Audio-Driven Gaussian Avatars with Generalizable Capability | Undergraduate Research Opportunities Program

Project Description

Generating animations of photorealistic 3D head avatars is important for many applications like digital humans, movie production, and immersive telepresence. To advance this task, Gaussian Splatting, a state-of-the-art neural scene representation technique, was used in recent papers. Gaussian Splatting offers key advantages such as high-fidelity rendering and real-time performance (high FPS), making it an ideal tool for creating high-quality avatars. A key challenge in audio-driven Gaussian avatars is their reliance on person-specific training, requiring multi-view images of one single person. This severely limits scalability and generalization ability. In the project, we aim to improve the generalization ability of audio-driven Gaussian avatars, enabling them to generate high-quality animations for unseen individuals using only a single image or sparse-view images as input.

Supervisor

XU Dan

Quota

3

Course type

UROP1100

UROP2100

UROP3100

UROP3200

UROP4100

Applicant's Roles

- Study existing Gaussian Splatting methods to explore their potential for generalizable 3D head avatar generation.
- Conduct research on audio-driven Gaussian Avatars, focusing on improving realism and generalization for unseen individuals using single or sparse-view images.
- Collaborate with PhD students with potential opportunities to contribute to a research paper.

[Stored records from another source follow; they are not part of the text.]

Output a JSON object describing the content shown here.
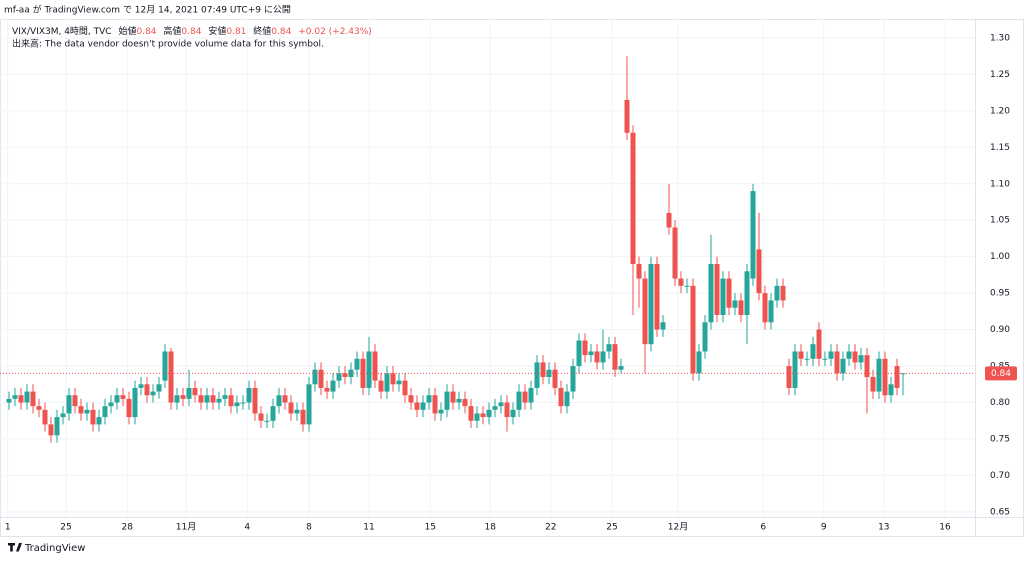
{
  "published": "mf-aa が TradingView.com で 12月 14, 2021 07:49 UTC+9 に公開",
  "brand": "TradingView",
  "chart_data": {
    "type": "candlestick",
    "title": "VIX/VIX3M, 4時間, TVC",
    "legend": [
      {
        "label": "始値",
        "value": 0.84
      },
      {
        "label": "高値",
        "value": 0.84
      },
      {
        "label": "安値",
        "value": 0.81
      },
      {
        "label": "終値",
        "value": 0.84
      }
    ],
    "change": "+0.02 (+2.43%)",
    "volume_note": "出来高: The data vendor doesn't provide volume data for this symbol.",
    "up_color": "#26a69a",
    "down_color": "#ef5350",
    "grid": true,
    "last_price": 0.84,
    "ylim": [
      0.643,
      1.352
    ],
    "yticks": [
      0.65,
      {
        "value": 0.7,
        "label": "0.70"
      },
      0.75,
      {
        "value": 0.8,
        "label": "0.80"
      },
      0.85,
      {
        "value": 0.9,
        "label": "0.90"
      },
      0.95,
      {
        "value": 1,
        "label": "1.00"
      },
      1.05,
      {
        "value": 1.1,
        "label": "1.10"
      },
      1.15,
      {
        "value": 1.2,
        "label": "1.20"
      },
      1.25,
      {
        "value": 1.3,
        "label": "1.30"
      }
    ],
    "xlim": [
      -1.5,
      161
    ],
    "xticks": [
      {
        "value": -0.2,
        "label": "1"
      },
      {
        "value": 9.5,
        "label": "25"
      },
      {
        "value": 19.7,
        "label": "28"
      },
      {
        "value": 29.5,
        "label": "11月"
      },
      {
        "value": 39.7,
        "label": "4"
      },
      {
        "value": 50,
        "label": "8"
      },
      {
        "value": 60,
        "label": "11"
      },
      {
        "value": 70.2,
        "label": "15"
      },
      {
        "value": 80.2,
        "label": "18"
      },
      {
        "value": 90.3,
        "label": "22"
      },
      {
        "value": 100.5,
        "label": "25"
      },
      {
        "value": 111.5,
        "label": "12月"
      },
      {
        "value": 125.7,
        "label": "6"
      },
      {
        "value": 135.8,
        "label": "9"
      },
      {
        "value": 145.8,
        "label": "13"
      },
      {
        "value": 156,
        "label": "16"
      }
    ],
    "open": [
      0.8,
      0.805,
      0.81,
      0.8,
      0.815,
      0.795,
      0.79,
      0.77,
      0.755,
      0.78,
      0.785,
      0.81,
      0.795,
      0.785,
      0.79,
      0.77,
      0.78,
      0.795,
      0.8,
      0.81,
      0.805,
      0.78,
      0.82,
      0.825,
      0.81,
      0.815,
      0.83,
      0.87,
      0.8,
      0.81,
      0.805,
      0.82,
      0.81,
      0.8,
      0.81,
      0.8,
      0.805,
      0.81,
      0.795,
      0.8,
      0.8,
      0.82,
      0.785,
      0.775,
      0.775,
      0.795,
      0.81,
      0.8,
      0.785,
      0.79,
      0.77,
      0.825,
      0.845,
      0.82,
      0.815,
      0.83,
      0.84,
      0.835,
      0.845,
      0.86,
      0.82,
      0.87,
      0.83,
      0.815,
      0.84,
      0.825,
      0.83,
      0.81,
      0.8,
      0.79,
      0.8,
      0.81,
      0.785,
      0.79,
      0.815,
      0.8,
      0.805,
      0.795,
      0.775,
      0.785,
      0.78,
      0.79,
      0.795,
      0.8,
      0.78,
      0.79,
      0.815,
      0.8,
      0.82,
      0.855,
      0.835,
      0.845,
      0.82,
      0.795,
      0.815,
      0.85,
      0.885,
      0.865,
      0.87,
      0.855,
      0.87,
      0.88,
      0.845,
      1.215,
      1.17,
      0.99,
      0.97,
      0.88,
      0.99,
      0.9,
      1.06,
      1.04,
      0.97,
      0.96,
      0.96,
      0.84,
      0.87,
      0.91,
      0.99,
      0.92,
      0.97,
      0.93,
      0.94,
      0.92,
      0.97,
      1.01,
      0.95,
      0.91,
      0.94,
      0.96,
      0.85,
      0.82,
      0.87,
      0.86,
      0.86,
      0.9,
      0.86,
      0.86,
      0.87,
      0.84,
      0.86,
      0.87,
      0.855,
      0.865,
      0.835,
      0.815,
      0.86,
      0.81,
      0.85,
      0.84
    ],
    "high": [
      0.815,
      0.82,
      0.82,
      0.825,
      0.825,
      0.805,
      0.8,
      0.78,
      0.79,
      0.795,
      0.82,
      0.82,
      0.805,
      0.8,
      0.8,
      0.79,
      0.805,
      0.81,
      0.82,
      0.82,
      0.815,
      0.83,
      0.835,
      0.835,
      0.825,
      0.835,
      0.88,
      0.875,
      0.82,
      0.82,
      0.845,
      0.83,
      0.82,
      0.82,
      0.82,
      0.815,
      0.82,
      0.82,
      0.81,
      0.81,
      0.83,
      0.83,
      0.795,
      0.785,
      0.805,
      0.82,
      0.82,
      0.81,
      0.8,
      0.8,
      0.835,
      0.855,
      0.855,
      0.83,
      0.84,
      0.85,
      0.85,
      0.855,
      0.87,
      0.87,
      0.89,
      0.88,
      0.84,
      0.85,
      0.85,
      0.84,
      0.84,
      0.82,
      0.81,
      0.81,
      0.82,
      0.82,
      0.8,
      0.825,
      0.825,
      0.815,
      0.815,
      0.805,
      0.795,
      0.795,
      0.8,
      0.805,
      0.81,
      0.81,
      0.8,
      0.825,
      0.825,
      0.83,
      0.865,
      0.865,
      0.855,
      0.855,
      0.83,
      0.825,
      0.86,
      0.895,
      0.895,
      0.88,
      0.88,
      0.9,
      0.89,
      0.89,
      0.86,
      1.275,
      1.18,
      1.0,
      0.98,
      1.0,
      1.0,
      0.92,
      1.1,
      1.05,
      0.98,
      0.97,
      0.97,
      0.88,
      0.92,
      1.03,
      1.0,
      0.98,
      0.98,
      0.95,
      0.95,
      0.99,
      1.1,
      1.06,
      0.96,
      0.95,
      0.97,
      0.97,
      0.86,
      0.88,
      0.88,
      0.87,
      0.89,
      0.91,
      0.87,
      0.88,
      0.88,
      0.87,
      0.88,
      0.88,
      0.875,
      0.875,
      0.845,
      0.87,
      0.87,
      0.835,
      0.86,
      0.84
    ],
    "low": [
      0.79,
      0.795,
      0.79,
      0.79,
      0.785,
      0.78,
      0.76,
      0.745,
      0.745,
      0.77,
      0.775,
      0.785,
      0.775,
      0.775,
      0.76,
      0.76,
      0.77,
      0.785,
      0.79,
      0.795,
      0.77,
      0.77,
      0.81,
      0.8,
      0.8,
      0.805,
      0.82,
      0.79,
      0.79,
      0.795,
      0.795,
      0.8,
      0.79,
      0.79,
      0.79,
      0.79,
      0.795,
      0.785,
      0.785,
      0.79,
      0.79,
      0.775,
      0.765,
      0.765,
      0.765,
      0.785,
      0.79,
      0.775,
      0.775,
      0.76,
      0.76,
      0.815,
      0.81,
      0.805,
      0.805,
      0.82,
      0.825,
      0.825,
      0.835,
      0.81,
      0.81,
      0.82,
      0.805,
      0.805,
      0.815,
      0.815,
      0.8,
      0.79,
      0.78,
      0.78,
      0.79,
      0.775,
      0.775,
      0.78,
      0.79,
      0.79,
      0.785,
      0.765,
      0.765,
      0.77,
      0.77,
      0.78,
      0.785,
      0.76,
      0.77,
      0.78,
      0.79,
      0.79,
      0.81,
      0.825,
      0.825,
      0.81,
      0.785,
      0.785,
      0.805,
      0.84,
      0.855,
      0.855,
      0.845,
      0.845,
      0.86,
      0.835,
      0.84,
      1.16,
      0.92,
      0.93,
      0.84,
      0.87,
      0.89,
      0.89,
      1.03,
      0.96,
      0.95,
      0.95,
      0.83,
      0.83,
      0.86,
      0.9,
      0.91,
      0.91,
      0.92,
      0.92,
      0.91,
      0.88,
      0.96,
      0.94,
      0.9,
      0.9,
      0.93,
      0.93,
      0.81,
      0.81,
      0.85,
      0.85,
      0.85,
      0.85,
      0.85,
      0.85,
      0.83,
      0.83,
      0.85,
      0.845,
      0.845,
      0.785,
      0.805,
      0.805,
      0.8,
      0.8,
      0.81,
      0.81
    ],
    "close": [
      0.805,
      0.81,
      0.8,
      0.815,
      0.795,
      0.79,
      0.77,
      0.755,
      0.78,
      0.785,
      0.81,
      0.795,
      0.785,
      0.79,
      0.77,
      0.78,
      0.795,
      0.8,
      0.81,
      0.805,
      0.78,
      0.82,
      0.825,
      0.81,
      0.815,
      0.825,
      0.87,
      0.8,
      0.81,
      0.805,
      0.82,
      0.81,
      0.8,
      0.81,
      0.8,
      0.805,
      0.81,
      0.795,
      0.8,
      0.8,
      0.82,
      0.785,
      0.775,
      0.775,
      0.795,
      0.81,
      0.8,
      0.785,
      0.79,
      0.77,
      0.825,
      0.845,
      0.82,
      0.815,
      0.83,
      0.84,
      0.835,
      0.845,
      0.86,
      0.82,
      0.87,
      0.83,
      0.815,
      0.84,
      0.825,
      0.83,
      0.81,
      0.8,
      0.79,
      0.8,
      0.81,
      0.785,
      0.79,
      0.815,
      0.8,
      0.805,
      0.795,
      0.775,
      0.785,
      0.78,
      0.79,
      0.795,
      0.8,
      0.78,
      0.79,
      0.815,
      0.8,
      0.82,
      0.855,
      0.835,
      0.845,
      0.82,
      0.795,
      0.815,
      0.85,
      0.885,
      0.865,
      0.87,
      0.855,
      0.87,
      0.88,
      0.845,
      0.85,
      1.17,
      0.99,
      0.97,
      0.88,
      0.99,
      0.9,
      0.91,
      1.04,
      0.97,
      0.96,
      0.96,
      0.84,
      0.87,
      0.91,
      0.99,
      0.92,
      0.97,
      0.93,
      0.94,
      0.92,
      0.98,
      1.09,
      0.95,
      0.91,
      0.94,
      0.96,
      0.94,
      0.82,
      0.87,
      0.86,
      0.86,
      0.88,
      0.86,
      0.86,
      0.87,
      0.84,
      0.86,
      0.87,
      0.855,
      0.865,
      0.835,
      0.815,
      0.86,
      0.81,
      0.825,
      0.82,
      0.84
    ]
  }
}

Applicant's Learning Objectives

- Gain a deep understanding of Gaussian Splatting techniques and their applications in 3D head avatar generation.
- Learn how to integrate audio-driven methods with neural scene representations for realistic animations.
- Develop practical experience in coding, experimenting with state-of-the-art models, and conducting research experiments.

Complexity of the project

Moderate